Но пока еще на календаре 1846 год, и ни о каких зарисовках народного быта нет и не может быть речи. Молодой губернский секретарь ведет жизнь настоящего губернского льва. Выйдя в два часа пополудни из палаты, он садится в только что поданный экипаж и объезжает вокруг бульвара, разворачивается на площади у гостиного двора и велит кучеру неспешно двигаться по Нижней Дебре, где можно увидеть в эту пору не одно хорошенькое личико – в меховой опушке, под вуалью элегантной шляпки. Он сидит прямо, несколько приподняв плечи, чтобы даже в ватной своей шинели с бобровым воротником казаться военным, облачившимся по какой-то прихоти в партикулярное одеяние. Многие из молодых людей в енотовых шубах и модных циммермановских шляпах уже узнают владельца изящного возка и с почтительностью кланяются новому приятному члену дворянского кружка.

По склону к Волге заливалась горка для катания, и в хорошие дни все высшее губернское общество собиралось сюда поразвлечься. В веселой суматохе возникали новые знакомства. Науку страсти нежной Писемский стал познавать в полной мере именно в эти годы. Произведения его, родившиеся в Костроме, посвящены сердечным делам молодых героев.

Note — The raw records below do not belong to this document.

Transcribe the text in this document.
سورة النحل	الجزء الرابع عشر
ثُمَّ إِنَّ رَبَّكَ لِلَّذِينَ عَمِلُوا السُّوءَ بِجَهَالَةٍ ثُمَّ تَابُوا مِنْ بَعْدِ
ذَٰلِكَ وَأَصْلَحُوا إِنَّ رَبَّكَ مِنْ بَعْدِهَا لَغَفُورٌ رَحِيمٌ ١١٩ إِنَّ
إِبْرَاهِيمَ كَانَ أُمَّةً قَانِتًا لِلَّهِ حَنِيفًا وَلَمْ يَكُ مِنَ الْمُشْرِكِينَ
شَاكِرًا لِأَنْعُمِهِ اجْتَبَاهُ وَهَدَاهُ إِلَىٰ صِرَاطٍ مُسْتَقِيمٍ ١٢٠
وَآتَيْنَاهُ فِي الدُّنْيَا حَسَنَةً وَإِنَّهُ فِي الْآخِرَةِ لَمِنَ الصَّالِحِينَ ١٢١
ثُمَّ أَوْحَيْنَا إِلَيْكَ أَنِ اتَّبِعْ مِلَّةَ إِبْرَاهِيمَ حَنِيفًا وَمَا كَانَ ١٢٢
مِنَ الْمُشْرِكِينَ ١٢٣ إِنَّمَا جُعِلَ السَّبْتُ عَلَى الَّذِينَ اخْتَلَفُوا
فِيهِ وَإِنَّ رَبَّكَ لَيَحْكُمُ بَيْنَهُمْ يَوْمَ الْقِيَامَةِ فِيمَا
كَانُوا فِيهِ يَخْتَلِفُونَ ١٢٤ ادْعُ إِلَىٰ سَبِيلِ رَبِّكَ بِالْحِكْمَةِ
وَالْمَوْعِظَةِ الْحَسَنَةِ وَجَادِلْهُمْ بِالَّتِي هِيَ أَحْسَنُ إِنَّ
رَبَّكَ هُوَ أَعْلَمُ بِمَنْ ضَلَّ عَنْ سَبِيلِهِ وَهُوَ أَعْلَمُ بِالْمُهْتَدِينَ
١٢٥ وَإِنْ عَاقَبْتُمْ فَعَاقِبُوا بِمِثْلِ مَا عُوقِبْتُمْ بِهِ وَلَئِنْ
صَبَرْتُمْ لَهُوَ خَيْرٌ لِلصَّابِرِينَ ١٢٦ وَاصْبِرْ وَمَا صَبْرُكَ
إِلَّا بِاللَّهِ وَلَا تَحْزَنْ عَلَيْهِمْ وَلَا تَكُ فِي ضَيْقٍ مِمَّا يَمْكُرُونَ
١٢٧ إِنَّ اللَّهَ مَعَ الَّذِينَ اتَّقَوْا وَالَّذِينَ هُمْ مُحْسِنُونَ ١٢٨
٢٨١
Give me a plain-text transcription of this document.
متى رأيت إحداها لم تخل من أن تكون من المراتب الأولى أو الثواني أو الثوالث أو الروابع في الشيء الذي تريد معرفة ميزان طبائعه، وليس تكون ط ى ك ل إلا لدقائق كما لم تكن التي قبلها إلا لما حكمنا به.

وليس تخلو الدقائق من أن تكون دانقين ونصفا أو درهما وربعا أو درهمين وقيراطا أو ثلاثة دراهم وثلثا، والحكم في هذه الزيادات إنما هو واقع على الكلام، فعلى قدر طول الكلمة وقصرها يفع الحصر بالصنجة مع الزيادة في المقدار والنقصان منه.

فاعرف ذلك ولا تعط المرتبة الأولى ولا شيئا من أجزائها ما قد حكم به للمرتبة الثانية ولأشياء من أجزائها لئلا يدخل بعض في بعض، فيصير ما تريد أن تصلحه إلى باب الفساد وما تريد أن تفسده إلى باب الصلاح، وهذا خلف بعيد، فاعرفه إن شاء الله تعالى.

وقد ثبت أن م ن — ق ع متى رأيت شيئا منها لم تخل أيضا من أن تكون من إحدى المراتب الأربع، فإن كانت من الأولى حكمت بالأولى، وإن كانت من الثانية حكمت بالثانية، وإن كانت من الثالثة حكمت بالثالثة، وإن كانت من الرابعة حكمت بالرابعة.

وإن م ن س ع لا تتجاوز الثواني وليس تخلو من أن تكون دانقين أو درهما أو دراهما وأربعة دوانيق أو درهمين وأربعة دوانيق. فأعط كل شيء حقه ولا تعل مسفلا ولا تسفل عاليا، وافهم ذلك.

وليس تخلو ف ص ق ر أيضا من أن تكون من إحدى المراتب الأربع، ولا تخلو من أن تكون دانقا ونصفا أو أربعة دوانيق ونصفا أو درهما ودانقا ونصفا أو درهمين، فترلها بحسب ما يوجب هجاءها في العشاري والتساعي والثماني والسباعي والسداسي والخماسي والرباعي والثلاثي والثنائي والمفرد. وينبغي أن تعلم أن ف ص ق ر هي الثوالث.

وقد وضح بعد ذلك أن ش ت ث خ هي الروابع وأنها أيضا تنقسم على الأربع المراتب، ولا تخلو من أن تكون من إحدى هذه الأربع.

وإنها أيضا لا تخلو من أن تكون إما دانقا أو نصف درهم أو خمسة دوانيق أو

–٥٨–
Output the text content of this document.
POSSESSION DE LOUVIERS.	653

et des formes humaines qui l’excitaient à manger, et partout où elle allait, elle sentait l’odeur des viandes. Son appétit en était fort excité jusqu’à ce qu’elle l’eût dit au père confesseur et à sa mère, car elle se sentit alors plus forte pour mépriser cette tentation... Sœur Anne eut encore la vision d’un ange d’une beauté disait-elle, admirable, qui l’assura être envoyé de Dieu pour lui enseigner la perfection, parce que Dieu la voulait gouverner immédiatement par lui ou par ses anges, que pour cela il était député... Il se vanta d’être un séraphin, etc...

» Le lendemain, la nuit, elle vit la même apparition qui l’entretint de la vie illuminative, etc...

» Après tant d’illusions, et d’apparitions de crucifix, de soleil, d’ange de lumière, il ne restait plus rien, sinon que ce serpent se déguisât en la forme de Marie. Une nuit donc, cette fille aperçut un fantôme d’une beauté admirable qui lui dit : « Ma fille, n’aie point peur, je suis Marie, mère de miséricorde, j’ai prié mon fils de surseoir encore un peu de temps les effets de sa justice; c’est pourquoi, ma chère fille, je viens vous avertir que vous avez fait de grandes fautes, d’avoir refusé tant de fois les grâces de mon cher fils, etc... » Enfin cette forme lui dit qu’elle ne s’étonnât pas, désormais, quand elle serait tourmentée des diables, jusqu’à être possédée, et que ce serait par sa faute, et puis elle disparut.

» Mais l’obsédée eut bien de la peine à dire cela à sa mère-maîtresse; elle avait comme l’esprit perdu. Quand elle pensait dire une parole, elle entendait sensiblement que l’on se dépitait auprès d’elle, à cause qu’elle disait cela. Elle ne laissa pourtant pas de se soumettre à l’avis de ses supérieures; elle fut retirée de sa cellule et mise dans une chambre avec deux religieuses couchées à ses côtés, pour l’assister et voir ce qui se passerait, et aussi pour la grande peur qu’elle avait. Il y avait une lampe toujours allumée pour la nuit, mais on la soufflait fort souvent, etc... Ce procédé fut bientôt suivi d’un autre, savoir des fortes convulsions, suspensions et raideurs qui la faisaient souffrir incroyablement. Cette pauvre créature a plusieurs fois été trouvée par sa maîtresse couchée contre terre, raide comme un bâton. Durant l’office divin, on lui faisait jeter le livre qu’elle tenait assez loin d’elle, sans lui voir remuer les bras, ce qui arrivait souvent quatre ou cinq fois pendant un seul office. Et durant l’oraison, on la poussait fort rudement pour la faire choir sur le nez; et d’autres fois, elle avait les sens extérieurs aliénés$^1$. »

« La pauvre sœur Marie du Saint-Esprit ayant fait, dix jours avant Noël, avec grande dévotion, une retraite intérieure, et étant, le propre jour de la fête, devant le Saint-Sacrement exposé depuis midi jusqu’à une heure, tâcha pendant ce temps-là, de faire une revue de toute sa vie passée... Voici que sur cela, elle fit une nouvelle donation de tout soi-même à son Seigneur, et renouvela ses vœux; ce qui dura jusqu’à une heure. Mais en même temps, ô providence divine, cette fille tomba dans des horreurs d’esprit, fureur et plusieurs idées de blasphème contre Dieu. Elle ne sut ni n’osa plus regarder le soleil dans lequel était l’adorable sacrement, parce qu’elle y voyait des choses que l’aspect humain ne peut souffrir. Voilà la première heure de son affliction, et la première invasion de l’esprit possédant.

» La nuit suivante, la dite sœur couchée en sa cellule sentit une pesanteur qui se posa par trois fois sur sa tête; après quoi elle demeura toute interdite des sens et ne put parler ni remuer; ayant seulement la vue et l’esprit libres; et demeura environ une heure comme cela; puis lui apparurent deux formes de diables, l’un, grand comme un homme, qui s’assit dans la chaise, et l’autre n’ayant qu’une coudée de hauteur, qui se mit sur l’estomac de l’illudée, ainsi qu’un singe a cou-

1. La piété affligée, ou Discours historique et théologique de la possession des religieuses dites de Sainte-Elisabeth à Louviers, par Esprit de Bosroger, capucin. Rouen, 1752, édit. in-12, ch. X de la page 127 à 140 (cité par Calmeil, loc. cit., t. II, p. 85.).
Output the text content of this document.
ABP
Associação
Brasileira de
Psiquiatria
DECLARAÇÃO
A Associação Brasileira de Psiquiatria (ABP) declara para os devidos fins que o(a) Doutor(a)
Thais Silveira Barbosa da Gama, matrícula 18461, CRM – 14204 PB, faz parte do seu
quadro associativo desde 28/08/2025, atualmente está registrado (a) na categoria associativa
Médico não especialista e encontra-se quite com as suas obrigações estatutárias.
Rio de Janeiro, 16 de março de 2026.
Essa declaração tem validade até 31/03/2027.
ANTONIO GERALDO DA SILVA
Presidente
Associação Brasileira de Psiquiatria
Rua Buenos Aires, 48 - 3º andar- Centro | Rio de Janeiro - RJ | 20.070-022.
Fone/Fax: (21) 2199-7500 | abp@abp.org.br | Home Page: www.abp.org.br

Все первые месяцы своей службы он работал над переделкой романа «Виновата ли она?», вчерне набросанного еще в Москве сразу после окончания университета. Вспоминая на склоне дней тот год, писатель признавался, что из состояния меланхолии, в которое он впал по приезде из Москвы, его выручила любовь, – она «была уже реальная и поглотила скоро всего меня. Любовь эта мною выражена, во-первых, в романе моем „Боярщина“ – в отношениях Шамилова к Анне Павловне, и потом второй раз в „Людях сороковых годов“ – в отношениях Вихрова к Фатеевой». «Боярщиной» в этом отрывке из автобиографии именуется то самое произведение, что писалось в 1844-1845 годах, когда роман «Виновата ли она?» не был пропущен цензурой, автор сменил название, а прежнее взял для другой повести. И главный герой – вовсе не Шамилов; но ошибка вполне извинительна для писателя, ибо он трижды перерабатывал свое первое произведение, а когда его «зарубили», стал раздирать на части – кое-что перенес в роман «Богатый жених», в том числе и самого Шамилова. А когда появилась возможность издать «Боярщину», главный персонаж ее получил имя Эльчанинова.

История любви молодого человека, вчерашнего студента, к замужней женщине, обреченной жить с немилым мужем, конечно, может быть «примерена» на Писемского только в самом общем виде. Вне всякого сомнения, в действительности дело развивалось не столь драматично – главная героиня не умерла в помрачении рассудка, не было опасных для жизни любовника моментов, когда грозный муж метался по уезду, горя жаждой мщения. Да и сам Эльчанинов далеко не таков, каким рисуется нам трезвый, насмешливый Писемский. Байронист, загадочно-мечтательный уездный Ромео вызывал у автора явную усмешку, а его образ по ходу развития любовной истории все мельчал.